Tuesday, August 16, 2011

Throw Some Ds on it

I was going to write Sabrina's eulogy in the voice of ghostface killah today, but I guess I'll do that tomorrow instead because Mandy wants me to write about donut dick, or more specifically this guy she was having an affair with who wanted her to eat a donut off his dick. She can't write about it herself because his girlfriend might read it, and Mandy doesn't want to look like an ass on the internet or something. I don't know, I thought that was what the Internet was for, am I right?

Anyway, you're lucky I'm writing about it and not Mandy because she probably would have been like "we were driving through the dust when he asked me, fingers intertwined.

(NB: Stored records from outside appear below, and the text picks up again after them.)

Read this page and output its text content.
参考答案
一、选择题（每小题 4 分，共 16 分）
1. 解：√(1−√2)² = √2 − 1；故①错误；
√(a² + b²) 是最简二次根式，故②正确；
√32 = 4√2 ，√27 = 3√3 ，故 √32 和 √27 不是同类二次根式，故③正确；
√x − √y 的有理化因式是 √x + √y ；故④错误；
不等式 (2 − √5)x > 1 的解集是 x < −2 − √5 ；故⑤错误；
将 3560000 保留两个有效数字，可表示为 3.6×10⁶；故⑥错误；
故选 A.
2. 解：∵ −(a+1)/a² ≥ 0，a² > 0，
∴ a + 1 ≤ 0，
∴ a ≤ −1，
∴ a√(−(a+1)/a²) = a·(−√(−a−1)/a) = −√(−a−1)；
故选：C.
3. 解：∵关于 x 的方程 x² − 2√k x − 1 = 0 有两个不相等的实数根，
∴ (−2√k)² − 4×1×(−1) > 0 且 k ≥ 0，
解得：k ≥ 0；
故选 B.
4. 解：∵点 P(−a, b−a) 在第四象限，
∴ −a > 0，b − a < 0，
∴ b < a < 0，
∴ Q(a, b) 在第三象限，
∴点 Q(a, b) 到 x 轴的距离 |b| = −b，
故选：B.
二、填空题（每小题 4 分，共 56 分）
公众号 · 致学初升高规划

His hand was sweating and I watched the telephone poles fly past, and I felt myself sliding away. I am always sliding away." Good thing I'm here to keep it real with y'all and let you know that some fat dude tried to get Mandy to eat a donut off his dick because she never would have gotten to the fucking point. She didn't do it of course. Don't worry, I'm pretty sure it wasn't because she has any self respect or anything, I think she was on a diet. So if you want Mandy to eat food off your dick there is still a chance for you, but you should probably suggest, like, a pineapple ring or a jicama wreath or something. 

I wish she would have done it so I could know what kind of donut he wanted her to eat. BOSTON CREAM. God. I wonder if Mandy will ever eat a donut again. I also love how this guy tried to turn Mandy into a sexual George Costanza. I'm pretty sure that's all Mandy has ever wanted in life, to be George Costanza, so now I see why she liked this dude so much even though he sort of looked like Rick Moranis. I also love how she is sheltering the girlfriend instead of being like "hey girl, your boyfriend wants to put his thang in a donut, just so you know."